In the study presented here, we exposed multiple woodland strawberry (Fragaria vesca L.) genotypes to larvae of the polyphagous moth Spodoptera littoralis to detect the genetic variation in plant resistance to, and tolerance of, a generalist chewing herbivore, and to examine whether these defenses and the potential genetic variation in them is modified by prior application of JA. We posed three specific hypotheses: first, that the resistance and tolerance of F. vesca to S. littoralis would vary among the plant genotypes; second, that the resistance and tolerance responses to S. littoralis would be modified (genotype‐dependently) by prior application of JA; and third, that the plants’ performance would be promoted by prior application of JA, either through direct developmental or physiological effects, or indirectly through inducing enhanced resistance to, and tolerance of, S. littoralis.

2. MATERIALS AND METHODS

2.1. Study system

Woodland strawberry, F. vesca, is a herbaceous perennial species that is widely distributed in the northern Hemisphere (Hilmarsson et al., 2017). It is a wild relative of cultivated garden strawberry (Fragaria × ananassa Duch.) that has been used as a model system in many studies concerning pest management or evolutionary consequences of domestication (e.g., Badmi et al., 2019; Egan et al., 2018; Muola et al., 2017; Osorio et al., 2008).

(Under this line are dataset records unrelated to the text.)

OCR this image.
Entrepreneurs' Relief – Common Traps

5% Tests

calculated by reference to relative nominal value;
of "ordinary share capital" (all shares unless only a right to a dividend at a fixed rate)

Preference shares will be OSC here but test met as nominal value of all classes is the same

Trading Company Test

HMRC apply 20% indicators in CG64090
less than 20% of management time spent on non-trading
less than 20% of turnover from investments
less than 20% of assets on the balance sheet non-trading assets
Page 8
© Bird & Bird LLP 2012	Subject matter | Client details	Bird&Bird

The cotton leafworm, S. littoralis (Lepidoptera: Noctuidae), is a polyphagous moth originating from Africa that is known to induce and respond to plant resistance (Anderson et al., 2001, 2011). It has a broad range of host plants and is known to attack more than 130 plant species from 56 families, including important crops such as cotton and tomato (Pogue, 2002). Spodoptera spp. have been recorded as strawberry pests worldwide, including Europe (El‐Sheikh, 2015), America (Montezano et al., 2018), and Asia (Yang et al., 2016). Although S. littoralis has not yet been found in Sweden, this species is a range‐expanding pest in Europe that is characterized by extreme polyphagy and strong adaptive ability during host plant selection (Proffit et al., 2015). The purpose of this study was to examine the genetic variation in plant defense responses to generalist chewing herbivores, represented by S. littoralis. For this purpose, S. littoralis eggs were hatched and the larvae were reared on an artificial diet (Hinks & Byers, 1976), in a growth chamber providing 16:8‐hr light: dark cycles, at 25°C and 70% RH, until the 3rd instar before introduction to the experimental plants. The site of these, and all the procedures described below, was the Swedish University of Agriculture's campus at Alnarp.

2.2. Experimental design

To assess genetic variation in woodland strawberry's resistance to, and tolerance of, feeding damage by the generalist herbivore S. littoralis, and possible modulation of its responses by prior application of JA, we subjected 16 genotypes of the species (described by Weber et al., 2020) to four treatments (see below). The genotypes were selected from our archive of clones collected from various sites in Uppland, Sweden, in 2012 (Weber et al., 2020). Plant material for the experiment was propagated from runners collected from the clone archive that were maintained in a greenhouse providing 16‐hr light: 8‐hr dark, 20:16°C cycles. On 5 May, 2018, at least 28 replicates per genotype were cloned for this experiment. Runners were planted in pots (7 × 7×7 cm) with 0.3 L Hasselfors™ potting medium (Hasselfors Garden, Örebro, Sweden). Twelve weeks later, the young plants were assigned to one of four treatments following a full‐factorial design, described below and designated: (a) control, (b) JA, (c) S. littoralis, and (d) JA + S. littoralis. Seven replicates of each genotype were subjected to each treatment, resulting in a total of 448 (4 × 16×7) pots. The pots were placed in a greenhouse (providing 16‐hr light: 8‐hr dark, 20:16°C cycles) in a randomized block design to minimize confounding effects of potential environmental gradients (e.g., in temperature, evaporation, and light intensity). Each block included one replicate of each genotype subjected to each of the four treatments.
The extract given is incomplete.